Stock in the major Minnesota employer was at its lowest point ever, capping a six-year span that saw Boston Scientific shed 78 percent of its market value in the wake of its disastrous acquisition of Guidant Corp., a maker of heart devices in Arden Hills.
By July 2012, Boston Scientific was preparing to elevate its fourth CEO in five years. And the person selected for the job — Mike Mahoney, the former head of Johnson & Johnson's medical device division — was not impressing the experts.
"When they first held their analyst meeting after he became the CEO, I thought, 'This is never going to work,' " BMO Capital Markets analyst Joanne Wuensch said.
At a recent company meeting with analysts, however, assessments had changed. "It was a completely different company," said Wuensch. "You looked around the room, and the investors believed."
Four years since hitting its nadir, Boston Scientific looks like a company on the move.

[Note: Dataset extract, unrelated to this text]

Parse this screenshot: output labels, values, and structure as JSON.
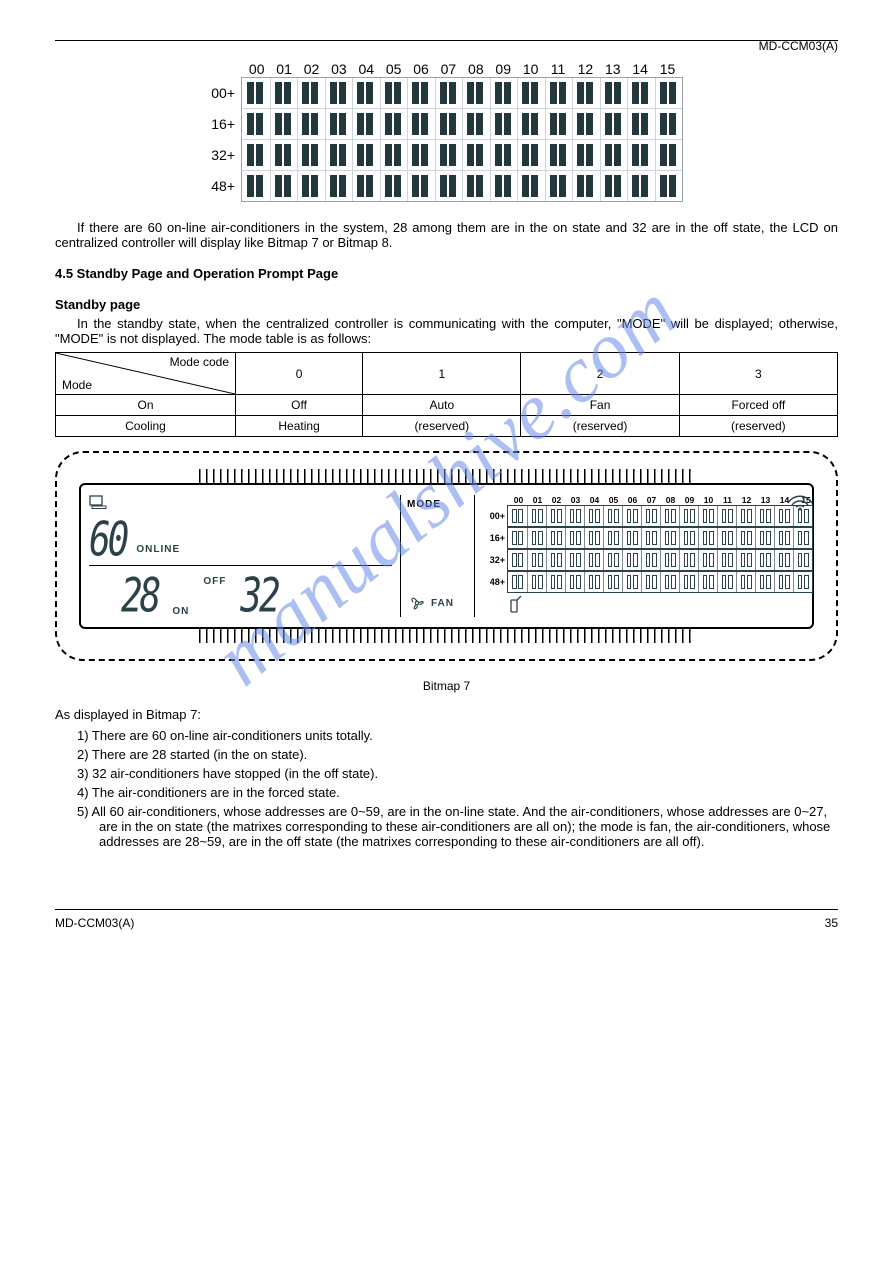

Although net income remains stuck in the mud, the company's closely watched currency-adjusted revenue and adjusted operating margins are growing quickly and are forecast to continue moving up. Last week, the company upgraded its earnings guidance for the year. This month, the company reported potential settlements in 19,000 product-liability lawsuits and a favorable settlement with the Internal Revenue Service to resolve a 15-year-long dispute regarding more than $1 billion in disputed back taxes.
"We're not talking about the turnaround anymore," Mahoney said in an interview this month in Minneapolis. "The first goal was to turn around the company, stabilize it, and then focus on high performance, which we define as growing faster than our peer group and delivering greater shareholder return. And we've been doing that for the past three years."